It was the end of Godzilla. Again.
For the third time, Toho’s series of Godzilla had come to an end, this time with the release of Godzilla: Final Wars. But that didn’t change the fact that there were a lot of people out there who still loved giant monster movies.
So, in that decade before the release of the second American Godzilla, there was a wave of more or less independent Kaiju Eiga films, many of them parodies or homages, including such efforts as Big Man Japan (2007), The Return of Monster X: Attack the G8 Summit (2008), Reigo, the Deep-Sea Monster vs. the Battleship Yamato (2005), Raiga: The Monster from the Deep Sea (2009), the CGI short, Negadon: the Monster from Mars (2005), and, of course, this film.
It starts in a very familiar way (and there are a lot of references to past Kaiju Eiga films): the engine on a fishing boat far out at sea falters, and when the crew tries to find out what is wrong, they find that their propeller is snarled up in…hair!
Which is when Gehara rises from the sea and destroys their boat.
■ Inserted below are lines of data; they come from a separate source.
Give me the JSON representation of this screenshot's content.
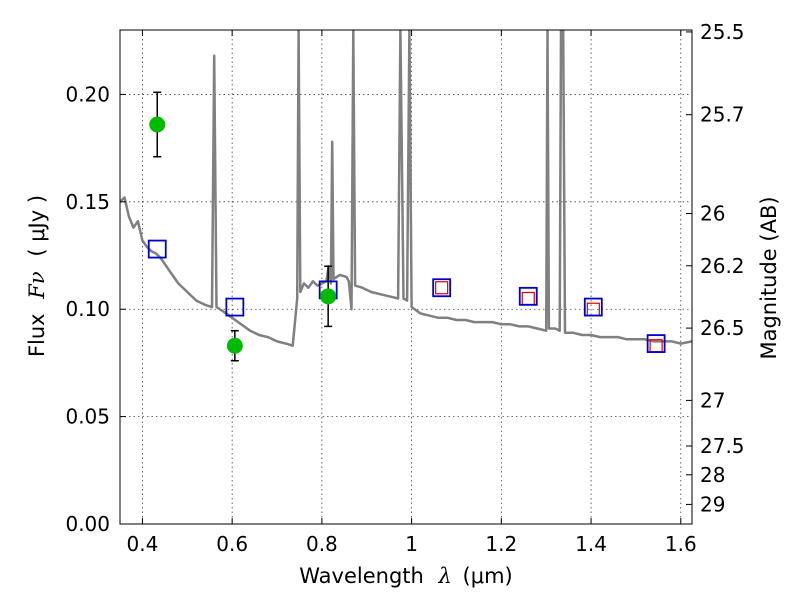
{
  "chart_data": {
    "type": "scatter",
    "xlabel_prefix": "Wavelength",
    "xlabel_symbol": "λ",
    "xlabel_unit": "(μm)",
    "ylabel_prefix": "Flux",
    "ylabel_symbol": "Fν",
    "ylabel_unit": "( μJy )",
    "y2label": "Magnitude (AB)",
    "xlim": [
      0.35,
      1.625
    ],
    "ylim": [
      0.0,
      0.23
    ],
    "grid": true,
    "x_ticks": [
      {
        "value": 0.4,
        "label": "0.4"
      },
      {
        "value": 0.6,
        "label": "0.6"
      },
      {
        "value": 0.8,
        "label": "0.8"
      },
      {
        "value": 1.0,
        "label": "1"
      },
      {
        "value": 1.2,
        "label": "1.2"
      },
      {
        "value": 1.4,
        "label": "1.4"
      },
      {
        "value": 1.6,
        "label": "1.6"
      }
    ],
    "y_ticks": [
      {
        "value": 0.0,
        "label": "0.00"
      },
      {
        "value": 0.05,
        "label": "0.05"
      },
      {
        "value": 0.1,
        "label": "0.10"
      },
      {
        "value": 0.15,
        "label": "0.15"
      },
      {
        "value": 0.2,
        "label": "0.20"
      }
    ],
    "mag_ticks": [
      {
        "mag": 25.5,
        "label": "25.5"
      },
      {
        "mag": 25.7,
        "label": "25.7"
      },
      {
        "mag": 26.0,
        "label": "26"
      },
      {
        "mag": 26.2,
        "label": "26.2"
      },
      {
        "mag": 26.5,
        "label": "26.5"
      },
      {
        "mag": 27.0,
        "label": "27"
      },
      {
        "mag": 27.5,
        "label": "27.5"
      },
      {
        "mag": 28.0,
        "label": "28"
      },
      {
        "mag": 29.0,
        "label": "29"
      }
    ],
    "colors": {
      "model": "#808080",
      "observed": "#00bb00",
      "model_box": "#0000cc",
      "predicted": "#dd0000",
      "errorbar": "#000000"
    },
    "model_spectrum": [
      [
        0.35,
        0.15
      ],
      [
        0.36,
        0.152
      ],
      [
        0.37,
        0.143
      ],
      [
        0.38,
        0.138
      ],
      [
        0.39,
        0.141
      ],
      [
        0.4,
        0.132
      ],
      [
        0.41,
        0.129
      ],
      [
        0.42,
        0.127
      ],
      [
        0.43,
        0.126
      ],
      [
        0.44,
        0.124
      ],
      [
        0.45,
        0.121
      ],
      [
        0.46,
        0.118
      ],
      [
        0.47,
        0.115
      ],
      [
        0.48,
        0.112
      ],
      [
        0.5,
        0.108
      ],
      [
        0.52,
        0.104
      ],
      [
        0.54,
        0.102
      ],
      [
        0.555,
        0.101
      ],
      [
        0.56,
        0.218
      ],
      [
        0.565,
        0.101
      ],
      [
        0.58,
        0.099
      ],
      [
        0.6,
        0.096
      ],
      [
        0.62,
        0.093
      ],
      [
        0.64,
        0.09
      ],
      [
        0.66,
        0.088
      ],
      [
        0.68,
        0.087
      ],
      [
        0.7,
        0.085
      ],
      [
        0.72,
        0.084
      ],
      [
        0.735,
        0.083
      ],
      [
        0.745,
        0.105
      ],
      [
        0.748,
        0.23
      ],
      [
        0.752,
        0.108
      ],
      [
        0.76,
        0.112
      ],
      [
        0.77,
        0.11
      ],
      [
        0.78,
        0.113
      ],
      [
        0.79,
        0.111
      ],
      [
        0.8,
        0.112
      ],
      [
        0.81,
        0.113
      ],
      [
        0.815,
        0.12
      ],
      [
        0.82,
        0.112
      ],
      [
        0.823,
        0.178
      ],
      [
        0.826,
        0.114
      ],
      [
        0.84,
        0.116
      ],
      [
        0.855,
        0.115
      ],
      [
        0.86,
        0.113
      ],
      [
        0.866,
        0.1
      ],
      [
        0.87,
        0.23
      ],
      [
        0.874,
        0.111
      ],
      [
        0.89,
        0.11
      ],
      [
        0.91,
        0.108
      ],
      [
        0.93,
        0.107
      ],
      [
        0.95,
        0.106
      ],
      [
        0.97,
        0.105
      ],
      [
        0.975,
        0.23
      ],
      [
        0.982,
        0.105
      ],
      [
        0.99,
        0.104
      ],
      [
        0.995,
        0.23
      ],
      [
        1.0,
        0.101
      ],
      [
        1.02,
        0.098
      ],
      [
        1.04,
        0.097
      ],
      [
        1.06,
        0.096
      ],
      [
        1.08,
        0.096
      ],
      [
        1.1,
        0.095
      ],
      [
        1.12,
        0.095
      ],
      [
        1.14,
        0.094
      ],
      [
        1.16,
        0.094
      ],
      [
        1.18,
        0.094
      ],
      [
        1.2,
        0.093
      ],
      [
        1.22,
        0.093
      ],
      [
        1.24,
        0.092
      ],
      [
        1.26,
        0.092
      ],
      [
        1.28,
        0.091
      ],
      [
        1.3,
        0.09
      ],
      [
        1.303,
        0.23
      ],
      [
        1.306,
        0.091
      ],
      [
        1.32,
        0.091
      ],
      [
        1.33,
        0.09
      ],
      [
        1.333,
        0.23
      ],
      [
        1.338,
        0.23
      ],
      [
        1.342,
        0.089
      ],
      [
        1.36,
        0.089
      ],
      [
        1.38,
        0.088
      ],
      [
        1.4,
        0.088
      ],
      [
        1.42,
        0.087
      ],
      [
        1.44,
        0.087
      ],
      [
        1.46,
        0.087
      ],
      [
        1.48,
        0.086
      ],
      [
        1.5,
        0.086
      ],
      [
        1.52,
        0.086
      ],
      [
        1.54,
        0.085
      ],
      [
        1.56,
        0.085
      ],
      [
        1.58,
        0.085
      ],
      [
        1.6,
        0.084
      ],
      [
        1.625,
        0.085
      ]
    ],
    "observed_points": [
      {
        "x": 0.433,
        "y": 0.186,
        "err": 0.015
      },
      {
        "x": 0.606,
        "y": 0.083,
        "err": 0.007
      },
      {
        "x": 0.814,
        "y": 0.106,
        "err": 0.014
      }
    ],
    "model_boxes": [
      {
        "x": 0.433,
        "y": 0.128
      },
      {
        "x": 0.606,
        "y": 0.101
      },
      {
        "x": 0.814,
        "y": 0.109
      },
      {
        "x": 1.067,
        "y": 0.11
      },
      {
        "x": 1.26,
        "y": 0.106
      },
      {
        "x": 1.405,
        "y": 0.101
      },
      {
        "x": 1.545,
        "y": 0.084
      }
    ],
    "predicted_boxes": [
      {
        "x": 1.067,
        "y": 0.11
      },
      {
        "x": 1.26,
        "y": 0.105
      },
      {
        "x": 1.405,
        "y": 0.1
      },
      {
        "x": 1.545,
        "y": 0.083
      }
    ]
  }
}
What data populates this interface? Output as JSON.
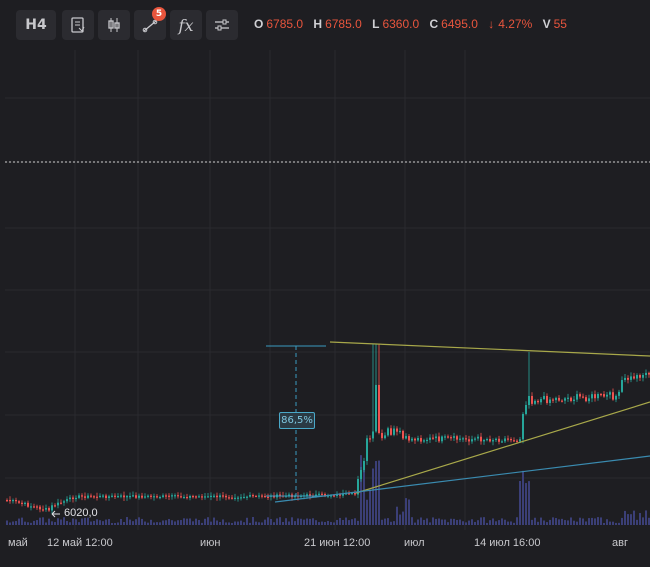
{
  "toolbar": {
    "interval": "H4",
    "indicators_badge": "5",
    "fx_label": "fx"
  },
  "ohlc": {
    "o_key": "O",
    "o_val": "6785.0",
    "h_key": "H",
    "h_val": "6785.0",
    "l_key": "L",
    "l_val": "6360.0",
    "c_key": "C",
    "c_val": "6495.0",
    "change": "4.27%",
    "v_key": "V",
    "v_val": "55"
  },
  "x_axis": {
    "labels": [
      "май",
      "12 май 12:00",
      "июн",
      "21 июн 12:00",
      "июл",
      "14 июл 16:00",
      "авг"
    ]
  },
  "annotations": {
    "measure_pct": "86,5%",
    "low_label": "6020,0"
  },
  "colors": {
    "up": "#26a69a",
    "down": "#ef5350",
    "volume": "#3b3f77",
    "trendline": "#a8a84a",
    "blue_line": "#3a8bb0",
    "background": "#1e1e22"
  }
}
The beast then rises from the sea and attacks, while a young reporter realizes that it matches an old legend — but when he goes to a temple dedicated to that old god, he finds that Gehara has broken the seal they put on him and escaped.
This is a stunning little film. It was made for TV and, while it may not have had a huge budget, it looks as good as the films it is copying. Their creature is unique and familiar at the same time — and it is actually quite impressive. The battle scenes are as well, and we even get a bittersweet moment reminiscent of the ending of Rodan when the Self Defense Force defeats the monster.
Which is when Gehara switches to parody, with a scene reminiscent of 1965’s Monster Zero, and a trailer for an imaginary sequel.
All in all a brilliant effort: it looks great, it offers a comfortable blend of the familiar with the new and surprising, and there is enough creativity on display here for not just one short film, but a whole series of movies. I particularly love the aliens who make an appearance at the end, with their silver clothing and matching skin, their bald heads, and these marvelously squeaky and silly cartoon voices.
For those of us who could never get enough giant monster movies, this film is a treat. About the only thing I can complain about is that it is short. But then, that is part of its charm, as well. It doesn’t have long enough to stick around too long.
So, if you love Godzilla, Gamera and Mothra, this is a film you need to see.
It’s worth the effort it takes to find it.